I am aware of my own inadequacies, of course, but if this happens, no one will be adequate: to be adequate requires a prior act of the imagination, and this is impossible. We are armed; they are armed; someone will take the terrible, the unimaginable vengeful step. And so we think in images of all that we have known to be the worst. We think of cold, of heat, of heaviness. But that is not it; that does not begin to be it. A mother thinks: how will I carry my children, what will I feed them? But this is not it, this is not it. There will be no place to carry them, food itself will be dangerous. We cannot prepare ourselves; we have known nothing of the kind.
But some days I think: I should prepare, I should do only what is difficult. I think: I will teach myself to use a gun. I hide behind the curtain and when the mailman comes I try to imagine his right temple in the gun sight as he goes down the sidewalk. How sure one must be to pull the trigger, even to kill for one’s own children, for their food, their water, perhaps even poison. The imagination is of no use.
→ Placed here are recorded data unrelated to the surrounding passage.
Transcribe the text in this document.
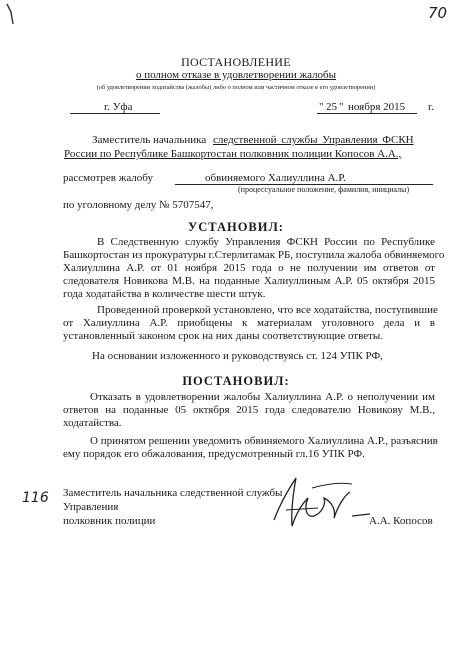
70
ПОСТАНОВЛЕНИЕ
о полном отказе в удовлетворении жалобы
(об удовлетворении ходатайства (жалобы) либо о полном или частичном отказе в его удовлетворении)
г. Уфа	" 25 " ноября 2015 г.
Заместитель начальника следственной службы Управления ФСКН
России по Республике Башкортостан полковник полиции Копосов А.А.,
рассмотрев жалобу	обвиняемого Халиуллина А.Р.
(процессуальное положение, фамилия, инициалы)
по уголовному делу № 5707547,
УСТАНОВИЛ:
В Следственную службу Управления ФСКН России по Республике
Башкортостан из прокуратуры г.Стерлитамак РБ, поступила жалоба обвиняемого
Халиуллина А.Р. от 01 ноября 2015 года о не получении им ответов от
следователя Новикова М.В. на поданные Халиуллиным А.Р. 05 октября 2015
года ходатайства в количестве шести штук.
Проведенной проверкой установлено, что все ходатайства, поступившие
от Халиуллина А.Р. приобщены к материалам уголовного дела и в
установленный законом срок на них даны соответствующие ответы.
На основании изложенного и руководствуясь ст. 124 УПК РФ,
ПОСТАНОВИЛ:
Отказать в удовлетворении жалобы Халиуллина А.Р. о неполучении им
ответов на поданные 05 октября 2015 года следователю Новикову М.В.,
ходатайства.
О принятом решении уведомить обвиняемого Халиуллина А.Р., разъяснив
ему порядок его обжалования, предусмотренный гл.16 УПК РФ.
116 Заместитель начальника следственной службы
Управления
полковник полиции	А.А. Копосов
The imagination is of no use. When I run two miles a day, I make myself run faster, farther, make myself feel nauseated, make myself go on despite my burning ribs. In case this one day will be a helpful memory, a useful sensation. Of endurance and of pain. My daughter comes and asks my help in making clay animals. On days like this, I want to say: no, no clay animals, we’ll dig, we’ll practise digging, once your father was a soldier, he will teach you to use a gun. But of course I cannot do this; I cannot pervert her life so that she will be ready for the disaster. There is no readiness; there is no death in life.